Gout Flashcards
DDx of acute monoarthritis?
Crystal arthropathy
- gout - urate deposition
- pseudogout (calcium pyrophosphate deposition)
- calcium oxalate crystal deposition
Septic arthritis
- gonoccocal (associated sx include tenosynovitis, a new rash, uretheral discharge)
- non gonoccocal (staph aureus, hx of IVDU, prosthetic joint, joint surgery, immunosuppression)
Osteoarthritis (typically milder sx)
Rheumatoid arthritis (rarely presents as a monoarthritis) Psoriatic arthritis, reactive artheritis, Enteropathic arthritis acn cause inflammatory bowel disease
(ref Bones and Joints Check 2015)
How do you differentiate between septic joint and gout?
Crystal arthropathy can present in an identical manner to gout.
Cannot reliably distinguish with clinical presetation, WCC, ESR/CRP or synovial WCC counts.
If high suspicion of septic arthritis - joint aspiration and IV
If aspirate is negative for culture - not septic joint
Looking for urate crystals
(ref Bones and Joints Check 2015)
What causes gout?
Hyperurecemia -> deposition in joints -> inflammatory reaction = gout → subclinical chronic syndovitis / bone erosion and cartilage loss
(ref: NPS article 2004, mangement of acute gout, Dr Neil McGill)
How does gout present?
1/ Acute onset, nocturnal pain with swelling and erythema and loss of function.
> 1st episode 60% have 1st MTP involvement
Can present in elbows, wrist, carpal and tarsal joints, ankles and knees (e.g. olecranon bursitis)
Elderly patients can present as a poly-articular disease
Is there a difference in how it presents in men vs women?
Men tend to be mono articular, females tend to present poly-articular presentation.
How do you differentiate between septic joint and gout?
Crystal arthropathy can present in an identical manner to gout.
>Cannot reliably distinguish with clinical presentation, WCC, ESR/CRP or synovial WCC counts.
>If high suspicion of septic arthritis - joint aspiration then IV abx.
>If aspirate is negative for culture - not septic joint
→ for gram stain, culture and synovial fluid examination, crystals
(ref: NPS article 2004, mangement of acute gout, Dr Neil McGill)
Treatment of acute gout:
1/ NSAIDs or COX-2 inhibitors for the duration of the attack and for one further week after
2/ Colchicine 1mg as soon as possible, then 500micrograms one hour later (don’t repeat within three days)
3/ Oral prednisolone 15-30mg for 3-5/7
(ref: NPS article 2016, management of acute gout)
Definition of hyperurecemia in
1/men 2/women?
Hyperuricaemia is defined as a serum uric acid
more than 0.42 mmol/L in men.
more than 0.36 mmol/L in women
What is the urate target for patients?
Without tophi <0.36mmo/L
With toph <0.30mmol/L
What % of patients with hyperurecemia develop gout? Is there evidence to decrease uric acid levels in asymptomatic patients?
10%
Nil evidence of urate lowering therapy in asymptomatic patients
Which conditions can precipitate gout?
IHD, HT, CKD - independent risk factors for gout
(ref etg)
Obesity - Increase insulin in obese patients inhibits the secretion of uric acid (ref etg)
When patient is on urate lowering therapy, prophylaxis should be used for 6 months to prevent flares of gout.
1/ Colchicine 500micrograms BD (normal renal function) 500micrograms daily (renal impairment)
OR
2/ Prednisolone 5mg daily (etg)
What is colchicine and what’s its MOA?
Xanthine → hypoxanthine → uric acid
(xanthise oxidase catalyses both of these reactions)

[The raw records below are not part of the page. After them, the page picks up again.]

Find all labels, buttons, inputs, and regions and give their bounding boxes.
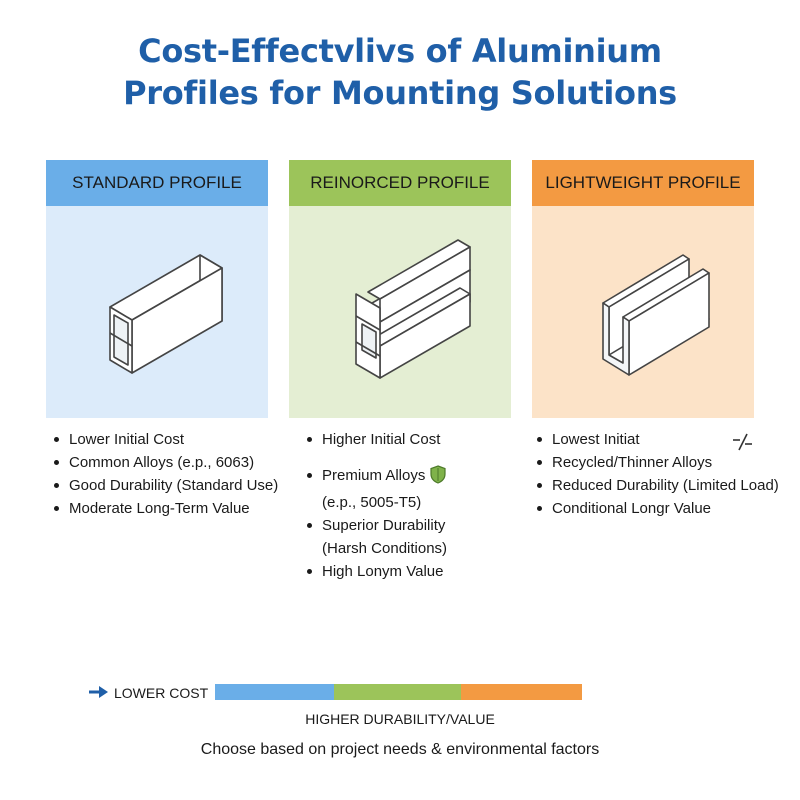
reinforced-profile-panel	[289, 206, 511, 418]
list-item: Lowest Initiat	[535, 428, 779, 451]
arrow-right-icon	[88, 684, 110, 705]
list-item: Common Alloys (e.p., 6063)	[52, 451, 278, 474]
u-channel-profile-illustration	[602, 254, 710, 376]
list-item: Moderate Long-Term Value	[52, 497, 278, 520]
slash-icon	[731, 432, 755, 457]
page-title: Cost-Effectvlivs of Aluminium Profiles f…	[0, 30, 800, 114]
reinforced-profile-card: REINORCED PROFILE	[289, 160, 511, 418]
standard-profile-bullets: Lower Initial Cost Common Alloys (e.p., …	[52, 428, 278, 520]
standard-profile-panel	[46, 206, 268, 418]
list-item: Higher Initial Cost	[305, 428, 447, 451]
shield-icon	[430, 465, 446, 491]
list-item: Superior Durability	[305, 514, 447, 537]
list-item-continuation: (e.p., 5005-T5)	[322, 494, 422, 511]
list-item: Reduced Durability (Limited Load)	[535, 474, 779, 497]
lightweight-profile-panel	[532, 206, 754, 418]
title-line-2: Profiles for Mounting Solutions	[123, 74, 677, 112]
standard-profile-header: STANDARD PROFILE	[46, 160, 268, 206]
lightweight-profile-bullets: Lowest Initiat Recycled/Thinner Alloys R…	[535, 428, 779, 520]
list-item-text: Premium Alloys	[322, 467, 426, 484]
reinforced-profile-header: REINORCED PROFILE	[289, 160, 511, 206]
lightweight-profile-header: LIGHTWEIGHT PROFILE	[532, 160, 754, 206]
legend-bar-segment-lightweight	[461, 684, 582, 700]
higher-durability-label: HIGHER DURABILITY/VALUE	[305, 711, 495, 727]
reinforced-profile-bullets: Higher Initial Cost Premium Alloys (e.p.…	[305, 428, 447, 583]
footer-note: Choose based on project needs & environm…	[200, 741, 600, 758]
list-item: High Lonym Value	[305, 560, 447, 583]
t-slot-reinforced-profile-illustration	[355, 239, 471, 379]
title-line-1: Cost-Effectvlivs of Aluminium	[138, 32, 662, 70]
list-item: Conditional Longr Value	[535, 497, 779, 520]
list-item-continuation: (Harsh Conditions)	[322, 540, 448, 557]
rectangular-tube-profile-illustration	[109, 254, 223, 374]
lightweight-profile-card: LIGHTWEIGHT PROFILE	[532, 160, 754, 418]
legend-bar-segment-standard	[215, 684, 334, 700]
list-item: Recycled/Thinner Alloys	[535, 451, 779, 474]
legend-bar-segment-reinforced	[334, 684, 461, 700]
list-item: Lower Initial Cost	[52, 428, 278, 451]
list-item: Good Durability (Standard Use)	[52, 474, 278, 497]
standard-profile-card: STANDARD PROFILE	[46, 160, 268, 418]
list-item: Premium Alloys	[305, 464, 447, 491]
lower-cost-label: LOWER COST	[114, 685, 209, 701]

Colchicine is a xanthine oxidase inhibitor
(ref: NPS article 2016, management of acute gout)
What is the MOA of allopurinol?
Allopurinol purine analogue competitively inhibits xanthine oxidase (reduces the production of uric acid)
How do you start allopurinol?
1/ In patients with normal renal function, allopurinol should be started at a dose of 100 mg daily for the first month.

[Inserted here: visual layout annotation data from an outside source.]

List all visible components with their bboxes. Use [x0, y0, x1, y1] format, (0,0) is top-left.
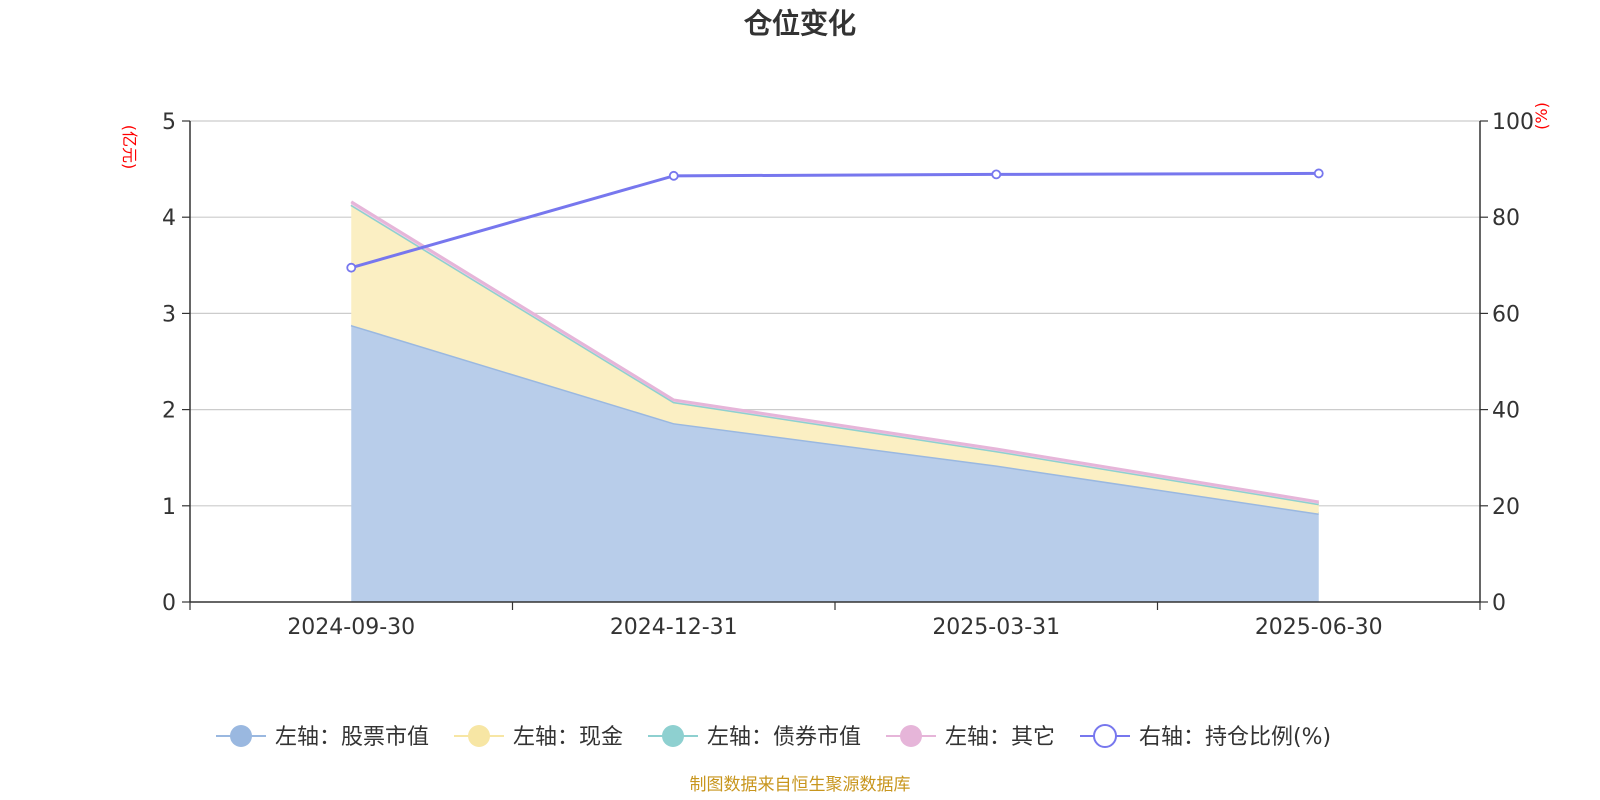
left-axis-tick-label: 2 — [162, 399, 176, 424]
legend-label: 左轴：现金 — [513, 725, 623, 750]
line-point — [668, 170, 679, 181]
left-axis-tick-label: 5 — [162, 110, 176, 135]
legend-item: 左轴：其它 — [886, 725, 1055, 750]
left-axis-tick-label: 1 — [162, 495, 176, 520]
chart-title: 仓位变化 — [744, 7, 856, 40]
legend-label: 右轴：持仓比例(%) — [1139, 725, 1331, 750]
left-axis-tick-label: 3 — [162, 302, 176, 327]
left-axis-tick-label: 4 — [162, 206, 176, 231]
right-axis-tick-label: 40 — [1492, 399, 1520, 424]
left-axis-tick-label: 0 — [162, 591, 176, 616]
area-series — [350, 200, 1319, 602]
area-左轴：现金 — [351, 204, 1319, 514]
x-axis-tick-label: 2025-06-30 — [1255, 615, 1383, 640]
left-axis-unit: (亿元) — [120, 125, 139, 170]
legend-item: 左轴：股票市值 — [216, 725, 429, 750]
x-axis-tick-label: 2024-09-30 — [287, 615, 415, 640]
legend-marker — [662, 725, 684, 747]
legend-label: 左轴：股票市值 — [275, 725, 429, 750]
legend-item: 左轴：债券市值 — [648, 725, 861, 750]
legend-marker — [1093, 724, 1117, 748]
line-series — [346, 168, 1324, 273]
line-point — [346, 262, 357, 273]
right-axis-tick-label: 20 — [1492, 495, 1520, 520]
right-axis-tick-label: 80 — [1492, 206, 1520, 231]
x-axis-tick-label: 2025-03-31 — [932, 615, 1060, 640]
line-point — [991, 169, 1002, 180]
axes: 0 1 2 3 4 5 0 20 40 60 80 100 2024-09-30 2024-12-31 20… — [162, 110, 1534, 640]
legend-marker — [468, 725, 490, 747]
area-line-左轴：其它 — [350, 200, 1319, 504]
legend-label: 左轴：其它 — [945, 725, 1055, 750]
right-axis-tick-label: 100 — [1492, 110, 1534, 135]
right-axis-tick-label: 60 — [1492, 302, 1520, 327]
line-point — [1313, 168, 1324, 179]
line-右轴：持仓比例(%) — [350, 171, 1319, 270]
legend-marker — [230, 725, 252, 747]
right-axis-tick-label: 0 — [1492, 591, 1506, 616]
legend-item: 左轴：现金 — [454, 725, 623, 750]
legend-item: 右轴：持仓比例(%) — [1080, 724, 1331, 750]
legend-label: 左轴：债券市值 — [707, 725, 861, 750]
area-左轴：股票市值 — [351, 324, 1319, 602]
source-note: 制图数据来自恒生聚源数据库 — [690, 775, 911, 795]
legend-marker — [900, 725, 922, 747]
legend: 左轴：股票市值 左轴：现金 左轴：债券市值 左轴：其它 右轴：持仓比例(%) — [216, 724, 1331, 750]
x-axis-tick-label: 2024-12-31 — [610, 615, 738, 640]
right-axis-unit: (%) — [1532, 102, 1551, 130]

2/Increase the daily dose by 50 mg every 2–4 weeks until the target serum uric acid concentration is reached.
3/Plasma urate concentrations can be measured monthly during this tit-ration phase and doses higher than 300 mg daily are often required to reach the target
Maintenance, oral, usually 300–600 mg (maximum 900 mg) daily, irrespective of renal function (Ref AMH).